On a appris cette semaine que l'ARS et le service de santé universitaire ont constaté plus de trois cas positifs Covid au sein de trois promotions. On vous en dit plus.


Dire que la Covid touche l’université perpignanaise est un fait, mais pas de quoi réellement s’inquiéter pour l’instant. En effet, la presse locale faisait écho cette semaine de trois clusters identifiés au sein de l’université. L’un au Staps de Font-Romeu, un autre à la section GEA de l’IUT, puis encore un autre au sein de l’école d’ingénieur Sup’Enr. Conséquence, une centaine d’élèves doivent désormais suivre les cours en distanciel, mais la situation reste encore "gérable" selon Xavier Py, le président de l’UPVD. "En réalité, on a un réel cluster toujours actif, c’est la 3ème année de Sup’Enr. Et les autres ont été des cas qui n’étaient pas de réels clusters. Mais on les a traités comme tels avec l’ARS par principe de précaution, pour éviter que cela ne puisse déraper", explique-t-il. L’université n’a jamais fait état de plus de 4 cas simultanées, "ce qui représente un chiffre très bas par rapport au nombre total d’étudiants".


Comment la situation est-elle gérée en interne ?

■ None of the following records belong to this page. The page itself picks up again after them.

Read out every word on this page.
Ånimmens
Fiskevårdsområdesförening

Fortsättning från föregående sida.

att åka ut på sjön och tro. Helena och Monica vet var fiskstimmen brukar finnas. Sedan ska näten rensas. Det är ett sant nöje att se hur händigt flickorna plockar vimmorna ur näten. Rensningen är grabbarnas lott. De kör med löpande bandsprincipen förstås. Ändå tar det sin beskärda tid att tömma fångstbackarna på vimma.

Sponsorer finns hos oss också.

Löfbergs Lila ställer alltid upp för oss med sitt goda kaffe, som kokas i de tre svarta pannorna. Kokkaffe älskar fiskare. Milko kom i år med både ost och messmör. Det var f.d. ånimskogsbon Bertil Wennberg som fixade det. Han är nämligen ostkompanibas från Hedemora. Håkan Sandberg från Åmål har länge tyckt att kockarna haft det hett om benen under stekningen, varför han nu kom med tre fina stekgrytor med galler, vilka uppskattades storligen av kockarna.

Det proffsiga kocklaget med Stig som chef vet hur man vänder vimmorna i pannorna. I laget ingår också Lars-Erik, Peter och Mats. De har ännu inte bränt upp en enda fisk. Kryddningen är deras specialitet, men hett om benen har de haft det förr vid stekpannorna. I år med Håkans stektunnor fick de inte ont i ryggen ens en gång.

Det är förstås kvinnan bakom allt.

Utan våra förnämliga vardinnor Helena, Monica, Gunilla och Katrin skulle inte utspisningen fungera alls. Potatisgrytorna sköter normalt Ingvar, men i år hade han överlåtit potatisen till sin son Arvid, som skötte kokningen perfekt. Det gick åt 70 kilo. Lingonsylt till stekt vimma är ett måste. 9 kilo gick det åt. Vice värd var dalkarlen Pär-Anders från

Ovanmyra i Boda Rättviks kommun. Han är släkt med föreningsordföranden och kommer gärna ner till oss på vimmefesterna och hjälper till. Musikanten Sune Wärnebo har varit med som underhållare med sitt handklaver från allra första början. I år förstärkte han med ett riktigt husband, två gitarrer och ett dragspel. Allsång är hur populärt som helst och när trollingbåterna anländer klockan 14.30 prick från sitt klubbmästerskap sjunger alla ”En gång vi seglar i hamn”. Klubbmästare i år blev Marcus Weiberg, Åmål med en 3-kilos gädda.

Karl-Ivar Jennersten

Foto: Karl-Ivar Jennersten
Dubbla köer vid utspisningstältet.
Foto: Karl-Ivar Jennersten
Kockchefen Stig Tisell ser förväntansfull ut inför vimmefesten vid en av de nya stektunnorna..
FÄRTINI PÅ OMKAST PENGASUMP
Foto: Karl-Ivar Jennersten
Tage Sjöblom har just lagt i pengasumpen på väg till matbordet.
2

C’est donc à partir de 3 ou 4 cas, qu’un "cluster" peut être identifié. Après cela, commence un travail de contact tracing, d’abord mené par le service de santé universitaire (qui a la capacité de réaliser des tests), avant que le relais ne soit donné à l’ARS qui teste et analyse tout ce qu’il s’est passé dans la période où le cas avéré a été en contact avec d’autres personnes. "Dans cette période-là, on observe si tout le monde portait bien un masque en intérieur et en extérieur, s’il s’agit d’une promotion où tous les sièges de l’amphi étaient utilisés ou seulement un sur deux, ou si les étudiants ont passé une soirée ensemble, même s’ils n’en n’ont pas le droit", précise Xavier Py.  Lorsqu’il y a un risque, l’ensemble de la promotion est mis en sécurité et testée, et on peut donc réellement parler de "cluster". 
 

Xavier Py, président de l'université de Perpignan


Quelle est l’origine potentielle du cluster ?

En plus des trois clusters identifiés, l’université de Perpignan compte aujourd’hui une dizaine de promotions où un cas positif a été constaté, la plupart sans risque. Les raisons peuvent être diverses selon Xavier Py. "Il y a beaucoup d’étudiants en colocation. Dès lors qu’ils sont trois ou quatre à vivre ensemble, s’il y en a un qui a le Covid, les autres ont de fortes chances de l’attraper. Et s’ils sont dans la même promotion, tout de suite on a un cluster."

 

Xavier Py


Autre cas de figure, les soirées étudiantes. Interdites désormais, certains ne se privent pas pour autant. "Certaines promotions n’ont pas pu s’empêcher de faire quelques soirées. Je pense que maintenant cela a du quand même se réduire. Cela marque les esprits de se dire qu’au final au bout d’une semaine de reprise, on est déjà à 3 clusters", ajoute le président de l’UPVD, qui espère ne pas devoir prendre de mesures d’urgence à l’avenir.

En effet, si l’épidémie évolue dans le mauvais sens, les cours en distanciel peuvent être envisagées, ou alors à minima, adopter le système de demi-promotions avec des alternances de cours.